New tests and approaches can let you measure and improve your functional health.

Reinvent Diagnostics

We use heart rate and blood pressure and other static variables but those do not change. We need to have dynamic diagnostics.

The speed that heart rate recovers after exercise varies with age and health. Heart Rate Variability and other dynamics diagnostics can measure your current health.

Your dynamic health can be increased beyond what you were born with. High performance athletes have been able to achieve this.

Allostasic response can be measured for
– body temperature. Increase or decrease the temperature and see how quickly the body can restore temperature
– altitude
– body ph

Reinvent therapeutics

Currently high blood pressure drugs lower blood pressure. However, we should try the opposite. Give doses of medicine that increase blood pressure to increase the capacity of the body to recover. Train the body to recover more and recover faster.

Reinvent lifestyle

Try to increase the variability in diet, variability in exercise.

Joon Yun recommends the Wim Hof breathing exercise

Take 30-50 deep breaths. Then breath out and hold your breath for as long as you can. Then take a deep breath in and hold it.

Regular people can increase their breath holding capacity to 3 minutes or more.

The Yun family has a $500,000 Homeostatic Capacity Anti-aging prize

A $500,000 Homeostatic Capacity Prize will be awarded to the first team to demonstrate that it can restore homeostatic capacity (using heart rate variability as the surrogate measure) of an aging reference mammal to that of a young adult.

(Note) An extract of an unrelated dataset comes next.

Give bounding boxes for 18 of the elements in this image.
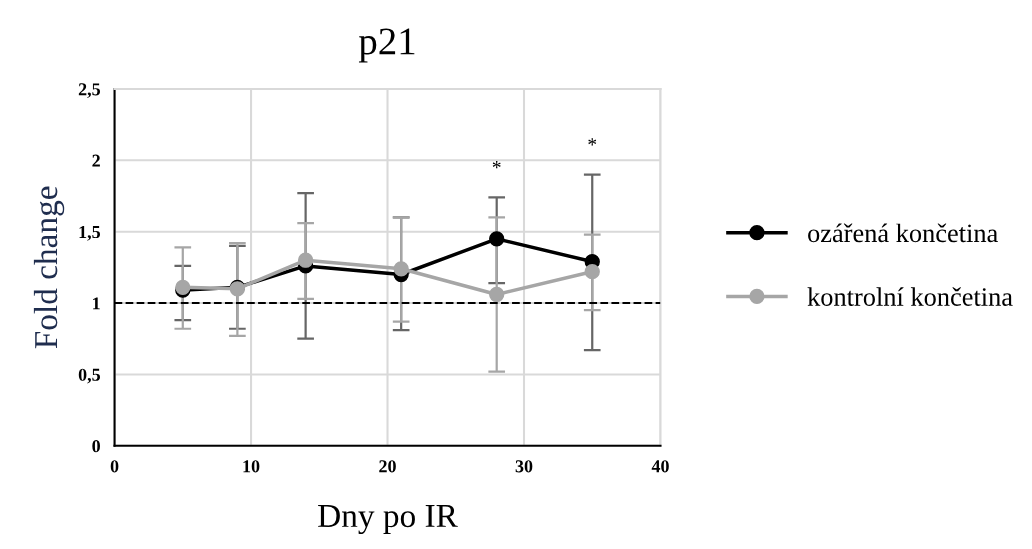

The modern healthcare system is increasingly tasked with addressing the various ailments of aging. As we age, specific systems may fail to self-correct and report lag positions (e.g. high blood pressure, high blood glucose, or immune shift to Th-2 bias). The prevailing paradigm of the extant system is to center these out-of-balance positions. However, restoring homeostasis instead of homeostatic capacity fails to address the latter’s role in aging. As a result, although current healthcare system helps people live longer, its approaches also resemble a progressively futile game of Whack-a-MoleTM until everyone is ultimately dead. Furthermore, lifespan gains without fixing aging promote increasing per capita healthcare consumption, forming a vicious cycle of cost escalation that threatens to derail the global economy. We need a paradigmatic revolution. The aim of the prize is to catalyze that revolution by nurturing moonshot innovations that restore homeostatic capacity as a way of promoting longevity. The healthcare industry as we know it would contract dramatically, and a new system would emerge to help people live healthy and long lives.

Poor heart rate recovery after exercise is a predictor or mortality.